There were there titles to choose from to write about. But then only one of the story struck me as easy topic.

It was "my family"

At that time, I thought it was talking about my whole family and say about what they are and such.

In the end I didn't send my article although my friends encouraged me but my mom didn't know anything about it.

Thinking back about it now, I realize that even if I did sent my story with 800-1000 words in Times New Roman font and size 12.

I won't even get the prize at all. Because they were talking about my family. Not who they are, what they like and so on.
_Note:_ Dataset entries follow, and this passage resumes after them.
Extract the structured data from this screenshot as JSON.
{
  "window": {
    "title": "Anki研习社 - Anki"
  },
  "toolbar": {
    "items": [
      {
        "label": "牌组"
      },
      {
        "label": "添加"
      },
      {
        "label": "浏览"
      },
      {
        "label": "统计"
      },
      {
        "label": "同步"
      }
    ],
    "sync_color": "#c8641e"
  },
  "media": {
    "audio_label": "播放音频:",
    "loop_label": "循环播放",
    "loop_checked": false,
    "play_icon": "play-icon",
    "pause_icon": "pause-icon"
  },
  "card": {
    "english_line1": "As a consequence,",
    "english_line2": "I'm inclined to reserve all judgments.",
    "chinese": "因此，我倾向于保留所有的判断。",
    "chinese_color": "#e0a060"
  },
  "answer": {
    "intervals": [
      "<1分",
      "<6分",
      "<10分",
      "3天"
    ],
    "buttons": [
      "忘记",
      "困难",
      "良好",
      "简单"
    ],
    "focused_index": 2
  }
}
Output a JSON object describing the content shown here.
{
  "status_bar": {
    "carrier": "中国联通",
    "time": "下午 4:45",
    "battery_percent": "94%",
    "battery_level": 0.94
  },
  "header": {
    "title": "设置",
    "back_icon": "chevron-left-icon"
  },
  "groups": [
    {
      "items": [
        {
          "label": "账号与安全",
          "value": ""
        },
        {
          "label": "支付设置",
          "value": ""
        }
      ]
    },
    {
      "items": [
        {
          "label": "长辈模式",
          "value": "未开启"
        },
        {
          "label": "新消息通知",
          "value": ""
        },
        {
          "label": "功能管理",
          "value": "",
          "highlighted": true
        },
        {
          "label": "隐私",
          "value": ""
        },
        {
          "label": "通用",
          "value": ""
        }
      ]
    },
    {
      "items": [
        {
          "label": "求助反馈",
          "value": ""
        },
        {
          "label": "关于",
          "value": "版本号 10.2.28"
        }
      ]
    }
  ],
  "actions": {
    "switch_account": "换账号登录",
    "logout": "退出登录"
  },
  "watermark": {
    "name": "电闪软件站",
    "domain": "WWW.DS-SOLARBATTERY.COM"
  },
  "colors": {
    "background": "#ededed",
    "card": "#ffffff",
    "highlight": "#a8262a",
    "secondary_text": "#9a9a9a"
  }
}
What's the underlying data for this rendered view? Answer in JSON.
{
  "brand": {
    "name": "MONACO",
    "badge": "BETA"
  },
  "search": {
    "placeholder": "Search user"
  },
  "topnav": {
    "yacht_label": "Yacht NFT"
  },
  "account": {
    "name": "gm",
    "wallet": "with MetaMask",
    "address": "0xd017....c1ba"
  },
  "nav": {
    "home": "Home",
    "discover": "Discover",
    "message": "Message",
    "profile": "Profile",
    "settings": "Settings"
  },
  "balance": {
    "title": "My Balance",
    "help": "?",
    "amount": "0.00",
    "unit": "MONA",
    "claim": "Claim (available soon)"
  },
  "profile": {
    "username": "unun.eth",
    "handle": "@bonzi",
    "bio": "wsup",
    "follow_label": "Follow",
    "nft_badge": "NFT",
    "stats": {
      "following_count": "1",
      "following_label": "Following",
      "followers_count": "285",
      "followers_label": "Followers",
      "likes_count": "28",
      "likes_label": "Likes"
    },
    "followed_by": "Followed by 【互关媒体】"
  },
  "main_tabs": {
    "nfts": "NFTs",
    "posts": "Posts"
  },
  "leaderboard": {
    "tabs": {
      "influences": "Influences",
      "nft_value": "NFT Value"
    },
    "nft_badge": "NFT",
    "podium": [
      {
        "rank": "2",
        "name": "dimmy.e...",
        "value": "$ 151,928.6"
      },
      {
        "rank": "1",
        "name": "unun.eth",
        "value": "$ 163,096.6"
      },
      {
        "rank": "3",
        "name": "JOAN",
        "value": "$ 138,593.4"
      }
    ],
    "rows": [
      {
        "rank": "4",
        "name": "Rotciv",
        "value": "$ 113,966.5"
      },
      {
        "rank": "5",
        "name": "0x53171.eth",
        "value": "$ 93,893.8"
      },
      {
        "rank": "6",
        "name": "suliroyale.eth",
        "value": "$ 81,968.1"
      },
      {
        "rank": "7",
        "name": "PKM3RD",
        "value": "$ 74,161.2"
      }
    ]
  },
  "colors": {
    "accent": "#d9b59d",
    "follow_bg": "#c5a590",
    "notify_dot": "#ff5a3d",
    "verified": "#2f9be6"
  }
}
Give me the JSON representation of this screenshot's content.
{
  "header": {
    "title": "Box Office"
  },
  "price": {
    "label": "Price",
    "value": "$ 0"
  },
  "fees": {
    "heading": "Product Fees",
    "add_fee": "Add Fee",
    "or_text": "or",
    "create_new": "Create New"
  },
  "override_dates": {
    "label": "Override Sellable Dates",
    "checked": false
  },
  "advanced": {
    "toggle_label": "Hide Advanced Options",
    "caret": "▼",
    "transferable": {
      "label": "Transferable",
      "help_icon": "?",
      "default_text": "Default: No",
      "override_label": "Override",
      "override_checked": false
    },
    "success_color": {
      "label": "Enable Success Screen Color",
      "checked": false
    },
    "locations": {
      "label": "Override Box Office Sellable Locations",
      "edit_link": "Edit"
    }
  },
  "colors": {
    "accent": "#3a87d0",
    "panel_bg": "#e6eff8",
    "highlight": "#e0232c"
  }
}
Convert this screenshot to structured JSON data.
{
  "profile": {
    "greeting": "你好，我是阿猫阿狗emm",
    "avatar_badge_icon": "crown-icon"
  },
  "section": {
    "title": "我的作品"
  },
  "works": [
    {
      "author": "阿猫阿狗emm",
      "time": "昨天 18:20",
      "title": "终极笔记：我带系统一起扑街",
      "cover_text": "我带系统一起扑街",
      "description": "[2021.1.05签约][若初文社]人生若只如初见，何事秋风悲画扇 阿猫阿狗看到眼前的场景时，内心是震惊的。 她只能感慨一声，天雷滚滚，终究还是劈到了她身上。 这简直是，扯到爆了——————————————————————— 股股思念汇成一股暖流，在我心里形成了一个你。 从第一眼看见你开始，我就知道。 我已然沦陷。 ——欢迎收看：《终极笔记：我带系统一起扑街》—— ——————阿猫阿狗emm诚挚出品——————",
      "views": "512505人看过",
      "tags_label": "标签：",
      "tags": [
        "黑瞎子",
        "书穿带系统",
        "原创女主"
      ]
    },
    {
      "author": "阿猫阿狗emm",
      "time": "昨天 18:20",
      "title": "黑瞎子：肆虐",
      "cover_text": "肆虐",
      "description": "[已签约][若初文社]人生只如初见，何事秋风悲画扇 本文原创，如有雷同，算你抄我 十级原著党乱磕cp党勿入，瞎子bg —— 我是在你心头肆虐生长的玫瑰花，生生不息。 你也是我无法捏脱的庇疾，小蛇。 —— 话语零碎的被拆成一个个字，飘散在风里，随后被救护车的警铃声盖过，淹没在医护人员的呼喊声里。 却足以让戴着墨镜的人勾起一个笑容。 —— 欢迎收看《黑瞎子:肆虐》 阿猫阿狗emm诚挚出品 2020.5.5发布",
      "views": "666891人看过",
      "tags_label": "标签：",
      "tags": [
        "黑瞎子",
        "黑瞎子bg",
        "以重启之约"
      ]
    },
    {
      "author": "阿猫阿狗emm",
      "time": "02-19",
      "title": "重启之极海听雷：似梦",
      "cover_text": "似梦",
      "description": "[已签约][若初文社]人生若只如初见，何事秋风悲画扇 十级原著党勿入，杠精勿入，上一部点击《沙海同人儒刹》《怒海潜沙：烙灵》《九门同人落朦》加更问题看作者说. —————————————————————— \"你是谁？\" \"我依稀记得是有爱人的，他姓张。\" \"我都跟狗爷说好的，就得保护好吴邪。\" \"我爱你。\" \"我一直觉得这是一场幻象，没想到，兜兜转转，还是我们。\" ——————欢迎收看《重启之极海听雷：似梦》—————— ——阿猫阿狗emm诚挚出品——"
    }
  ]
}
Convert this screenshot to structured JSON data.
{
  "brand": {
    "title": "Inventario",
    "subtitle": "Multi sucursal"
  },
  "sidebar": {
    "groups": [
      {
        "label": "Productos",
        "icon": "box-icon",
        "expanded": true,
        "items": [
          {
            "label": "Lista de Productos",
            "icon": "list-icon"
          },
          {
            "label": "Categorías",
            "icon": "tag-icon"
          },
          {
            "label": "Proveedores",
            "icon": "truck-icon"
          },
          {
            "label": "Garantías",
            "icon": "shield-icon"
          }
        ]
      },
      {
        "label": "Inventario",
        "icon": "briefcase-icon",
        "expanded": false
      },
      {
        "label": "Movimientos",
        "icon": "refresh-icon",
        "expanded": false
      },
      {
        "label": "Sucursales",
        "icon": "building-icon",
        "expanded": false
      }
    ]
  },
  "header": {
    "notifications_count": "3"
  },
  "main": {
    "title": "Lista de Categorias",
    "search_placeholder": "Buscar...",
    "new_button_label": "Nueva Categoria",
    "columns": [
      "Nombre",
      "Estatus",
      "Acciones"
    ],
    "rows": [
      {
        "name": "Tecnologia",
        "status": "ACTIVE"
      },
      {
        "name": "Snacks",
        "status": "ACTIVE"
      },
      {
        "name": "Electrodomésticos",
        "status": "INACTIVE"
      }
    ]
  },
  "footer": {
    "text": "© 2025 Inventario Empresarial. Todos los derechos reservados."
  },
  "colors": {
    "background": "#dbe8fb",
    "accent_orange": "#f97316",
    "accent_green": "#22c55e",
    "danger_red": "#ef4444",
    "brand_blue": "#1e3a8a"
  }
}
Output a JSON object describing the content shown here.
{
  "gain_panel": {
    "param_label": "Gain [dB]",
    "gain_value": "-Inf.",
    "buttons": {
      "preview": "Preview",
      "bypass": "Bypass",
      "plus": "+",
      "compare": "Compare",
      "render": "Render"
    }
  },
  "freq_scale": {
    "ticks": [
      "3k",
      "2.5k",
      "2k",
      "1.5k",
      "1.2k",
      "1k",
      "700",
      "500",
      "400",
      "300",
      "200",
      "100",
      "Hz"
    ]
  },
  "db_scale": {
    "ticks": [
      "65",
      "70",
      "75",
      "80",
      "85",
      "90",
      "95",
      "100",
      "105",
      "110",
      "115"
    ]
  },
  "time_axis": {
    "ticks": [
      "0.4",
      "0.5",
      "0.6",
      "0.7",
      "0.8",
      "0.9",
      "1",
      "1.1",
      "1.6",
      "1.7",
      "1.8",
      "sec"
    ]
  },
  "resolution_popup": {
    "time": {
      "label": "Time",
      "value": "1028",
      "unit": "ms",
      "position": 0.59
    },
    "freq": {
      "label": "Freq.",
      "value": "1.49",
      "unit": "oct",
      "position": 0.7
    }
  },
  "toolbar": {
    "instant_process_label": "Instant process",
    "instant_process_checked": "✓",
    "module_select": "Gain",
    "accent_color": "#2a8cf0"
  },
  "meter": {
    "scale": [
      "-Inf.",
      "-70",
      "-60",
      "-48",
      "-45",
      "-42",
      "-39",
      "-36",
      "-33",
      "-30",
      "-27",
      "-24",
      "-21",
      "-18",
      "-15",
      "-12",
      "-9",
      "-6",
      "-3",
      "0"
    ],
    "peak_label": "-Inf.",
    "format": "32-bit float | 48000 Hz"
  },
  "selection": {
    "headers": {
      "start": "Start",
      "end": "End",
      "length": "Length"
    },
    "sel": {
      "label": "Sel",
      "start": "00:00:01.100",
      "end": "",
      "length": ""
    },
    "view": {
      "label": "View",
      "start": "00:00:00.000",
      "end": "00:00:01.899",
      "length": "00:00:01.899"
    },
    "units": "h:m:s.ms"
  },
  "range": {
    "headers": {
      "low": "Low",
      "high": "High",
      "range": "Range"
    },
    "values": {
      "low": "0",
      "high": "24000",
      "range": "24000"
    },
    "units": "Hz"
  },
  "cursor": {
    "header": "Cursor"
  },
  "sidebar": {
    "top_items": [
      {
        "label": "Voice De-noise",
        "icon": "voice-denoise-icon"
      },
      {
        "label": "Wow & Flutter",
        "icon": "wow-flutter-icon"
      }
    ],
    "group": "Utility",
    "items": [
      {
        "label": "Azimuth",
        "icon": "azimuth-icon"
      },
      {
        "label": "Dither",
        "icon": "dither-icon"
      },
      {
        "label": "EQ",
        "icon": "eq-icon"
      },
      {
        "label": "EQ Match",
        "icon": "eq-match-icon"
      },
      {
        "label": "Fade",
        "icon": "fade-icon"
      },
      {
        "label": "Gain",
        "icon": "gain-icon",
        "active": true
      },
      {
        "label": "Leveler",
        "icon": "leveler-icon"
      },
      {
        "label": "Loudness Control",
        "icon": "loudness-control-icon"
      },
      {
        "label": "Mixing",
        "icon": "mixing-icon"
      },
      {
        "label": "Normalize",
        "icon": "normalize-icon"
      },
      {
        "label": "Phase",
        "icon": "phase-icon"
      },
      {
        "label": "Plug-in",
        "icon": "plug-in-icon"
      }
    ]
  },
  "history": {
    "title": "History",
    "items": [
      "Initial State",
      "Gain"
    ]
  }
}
It's about how much I know about my family. It comes in different aspects. But I know that the way I write my story won't get any prize because that'll be too cliche.

Wednesday 4 December 2013

Things in mind..

There are several things in mind that I always wanted to talk about but then I constantly forgot about them after doing something else.

Here it goes:

Exams are over,
School is over,
Monthly tests are over,
Piles of homework are over.

And I still can't think of something to do,.
Something that I am interested in,
Something productive,
Something that I can do on my free time,.

But then come to think again, I am only good in writing. That's all I am ever good in.

English. Yeah, like a nerd.
Bio and chem. Yeah, I suppose...
Talking? I am not too sure about that.
So here I am back to blogging...

Sunday 1 December 2013

My 10 Confessions

1: I don't really think before I talk or do anything. So practically I am impulsive. That's why sometimes I don't even know what I am doing at all.

2: I prefer people online than people in reality. I am the kind of person that seeks comfort in virtual world. I know that, but I just like to be in comfort.

3: I pretend to be stupid. Yes, I know. I have a brain. A brain for me to think, and rethink about what I am going to do and yet, I don't think with it. Like I said, impulsive.

4: I hurt everyone who cares, loves and dear to me. I am addicted to pain and yet I brought pain to the ones I love as well.

5: I make people worry about me all the time. I know it sounds stupid because you are not supposed to make people worry for you yet I do.

6: I am not aligned with my brain, heart, soul and body. Nowhere near aligned. That's why I do things and not understand what I am doing.

7: I am a blank. Seriously a blank. The reason is I don't have anything in mind at all. I don't even know what I am staring at or thinking about. Until I am completely aware of it.

8: I am most of the time insane. Unless I am really aware then I am considered sane.

9: I love studying and I am a nerd/geek. BUT I don't understand any language that nerd/geeks exchange. I just don't.

10: I mumble most of the time because I am just lazy to open my mouth to talk properly. When I do, I get frustrated. And most of the time, I talk my own language that only people at my wavelength can understand. If you aren't or don't understand then it means that you are not at my wavelength which is hard to get to.